Why is it bad idea to modify locals in python?
What documentation says is that when you have a local x
variable and do locals()['x'] = 42
, then x
may still point to the old object.
def foo():
x = 0xABCD
locals()['x'] = 42
print(x)
foo()
In certain cases, the call to locals() returns values collected from multiple sources, rather than a pointer to the local scope.
Example: When inside a function call, locals() returns a combination of the global scope and the scope local to the function. In this case, modifying the locals() output won't make any changes to the local scope because it's essentially using an island. It seems like the only cases where it does work are cases where its output is the same as the output of globals().
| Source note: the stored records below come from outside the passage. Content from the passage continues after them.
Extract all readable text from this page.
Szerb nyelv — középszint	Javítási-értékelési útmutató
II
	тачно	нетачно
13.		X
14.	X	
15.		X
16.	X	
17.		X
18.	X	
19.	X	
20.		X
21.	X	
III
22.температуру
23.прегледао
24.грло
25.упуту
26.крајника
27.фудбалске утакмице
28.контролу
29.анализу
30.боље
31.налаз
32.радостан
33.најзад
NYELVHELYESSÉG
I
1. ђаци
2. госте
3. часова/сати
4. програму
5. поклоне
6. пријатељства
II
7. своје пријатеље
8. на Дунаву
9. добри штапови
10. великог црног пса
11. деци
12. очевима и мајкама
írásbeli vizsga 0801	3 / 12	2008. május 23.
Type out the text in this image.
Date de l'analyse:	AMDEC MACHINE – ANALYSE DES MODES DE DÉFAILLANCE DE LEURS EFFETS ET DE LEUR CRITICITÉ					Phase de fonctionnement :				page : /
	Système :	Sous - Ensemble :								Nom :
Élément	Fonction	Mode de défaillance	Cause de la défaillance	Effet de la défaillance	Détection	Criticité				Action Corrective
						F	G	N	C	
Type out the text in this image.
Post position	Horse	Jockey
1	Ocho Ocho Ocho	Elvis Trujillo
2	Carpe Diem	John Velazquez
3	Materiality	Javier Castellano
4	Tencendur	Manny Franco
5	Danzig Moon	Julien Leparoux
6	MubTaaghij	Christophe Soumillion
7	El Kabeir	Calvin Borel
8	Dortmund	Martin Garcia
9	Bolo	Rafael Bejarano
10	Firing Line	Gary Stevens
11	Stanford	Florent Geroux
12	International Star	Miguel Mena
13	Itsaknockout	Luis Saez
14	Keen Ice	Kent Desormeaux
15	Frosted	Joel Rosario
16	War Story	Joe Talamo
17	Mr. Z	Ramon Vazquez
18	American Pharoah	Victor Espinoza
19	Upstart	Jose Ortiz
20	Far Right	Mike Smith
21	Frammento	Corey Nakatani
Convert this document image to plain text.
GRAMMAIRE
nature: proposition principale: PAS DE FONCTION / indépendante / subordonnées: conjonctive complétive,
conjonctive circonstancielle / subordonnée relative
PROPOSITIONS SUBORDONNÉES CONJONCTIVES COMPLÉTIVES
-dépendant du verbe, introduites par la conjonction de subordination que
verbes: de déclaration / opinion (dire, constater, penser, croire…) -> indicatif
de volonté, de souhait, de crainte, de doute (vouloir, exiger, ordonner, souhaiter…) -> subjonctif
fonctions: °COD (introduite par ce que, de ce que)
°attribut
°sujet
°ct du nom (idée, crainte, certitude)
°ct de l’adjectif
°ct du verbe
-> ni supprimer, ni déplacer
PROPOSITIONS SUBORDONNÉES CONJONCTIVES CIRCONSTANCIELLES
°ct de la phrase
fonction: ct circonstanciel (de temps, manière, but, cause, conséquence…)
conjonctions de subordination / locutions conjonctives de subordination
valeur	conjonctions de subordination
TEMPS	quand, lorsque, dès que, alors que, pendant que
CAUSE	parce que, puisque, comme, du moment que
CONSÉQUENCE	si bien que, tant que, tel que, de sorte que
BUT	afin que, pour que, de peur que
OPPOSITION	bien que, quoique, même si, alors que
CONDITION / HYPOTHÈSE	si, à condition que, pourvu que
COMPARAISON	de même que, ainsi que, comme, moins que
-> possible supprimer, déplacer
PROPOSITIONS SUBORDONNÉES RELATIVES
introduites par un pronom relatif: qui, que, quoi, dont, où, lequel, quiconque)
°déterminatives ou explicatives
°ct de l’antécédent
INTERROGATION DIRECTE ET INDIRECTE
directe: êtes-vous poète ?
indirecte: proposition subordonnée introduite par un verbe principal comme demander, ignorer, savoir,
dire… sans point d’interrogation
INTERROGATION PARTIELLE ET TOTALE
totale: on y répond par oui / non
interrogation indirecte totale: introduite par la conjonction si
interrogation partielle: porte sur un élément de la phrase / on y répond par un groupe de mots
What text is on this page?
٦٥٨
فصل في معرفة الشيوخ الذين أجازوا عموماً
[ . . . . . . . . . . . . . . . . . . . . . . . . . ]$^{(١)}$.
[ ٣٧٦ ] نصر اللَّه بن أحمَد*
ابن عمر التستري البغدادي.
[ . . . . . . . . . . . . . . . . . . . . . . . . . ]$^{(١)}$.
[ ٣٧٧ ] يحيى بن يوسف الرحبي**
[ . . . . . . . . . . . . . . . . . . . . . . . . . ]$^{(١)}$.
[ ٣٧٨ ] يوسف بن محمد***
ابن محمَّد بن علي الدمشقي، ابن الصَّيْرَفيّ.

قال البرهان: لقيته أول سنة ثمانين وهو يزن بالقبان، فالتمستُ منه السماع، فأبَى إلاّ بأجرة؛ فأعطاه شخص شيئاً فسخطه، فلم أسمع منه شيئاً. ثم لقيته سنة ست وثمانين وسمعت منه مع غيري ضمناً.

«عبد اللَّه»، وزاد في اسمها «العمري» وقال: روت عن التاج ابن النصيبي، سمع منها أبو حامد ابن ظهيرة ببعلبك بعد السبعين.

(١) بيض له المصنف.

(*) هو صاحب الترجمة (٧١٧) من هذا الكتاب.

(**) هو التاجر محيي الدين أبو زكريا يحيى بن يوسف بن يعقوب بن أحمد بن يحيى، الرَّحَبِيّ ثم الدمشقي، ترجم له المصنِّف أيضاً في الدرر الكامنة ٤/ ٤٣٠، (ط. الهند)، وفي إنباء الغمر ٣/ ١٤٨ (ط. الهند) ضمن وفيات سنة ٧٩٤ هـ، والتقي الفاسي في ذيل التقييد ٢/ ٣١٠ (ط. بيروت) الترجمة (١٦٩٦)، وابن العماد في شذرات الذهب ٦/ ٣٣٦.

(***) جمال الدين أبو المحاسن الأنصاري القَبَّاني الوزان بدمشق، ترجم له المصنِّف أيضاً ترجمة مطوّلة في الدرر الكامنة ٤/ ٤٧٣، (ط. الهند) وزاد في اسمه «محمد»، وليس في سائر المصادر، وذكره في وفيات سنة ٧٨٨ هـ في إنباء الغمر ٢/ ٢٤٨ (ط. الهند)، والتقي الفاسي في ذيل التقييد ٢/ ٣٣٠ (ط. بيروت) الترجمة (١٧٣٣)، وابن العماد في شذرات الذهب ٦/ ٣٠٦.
So, in other words, you either want to use globals(), or find a different way to achieve the same goal.
In the CPython interpreter, local variables can come from a number of places (the details of this are not important, but it has to do with how variables are stored for closures). The locals()
function gathers up the names and values from all these places, to give you convenient access to them all in one place, but since it doesn't know where a given variable came from, it can't put it back. In other words, it's a bad idea because it doesn't work.
From Dive into Python
locals is a function that returns a dictionary, and here you are setting a value in that dictionary. You might think that this would change the value of the local variable x to 2, but it doesn't. locals does not actually return the local namespace, it returns a copy. So changing it does nothing to the value of the variables in the local namespace.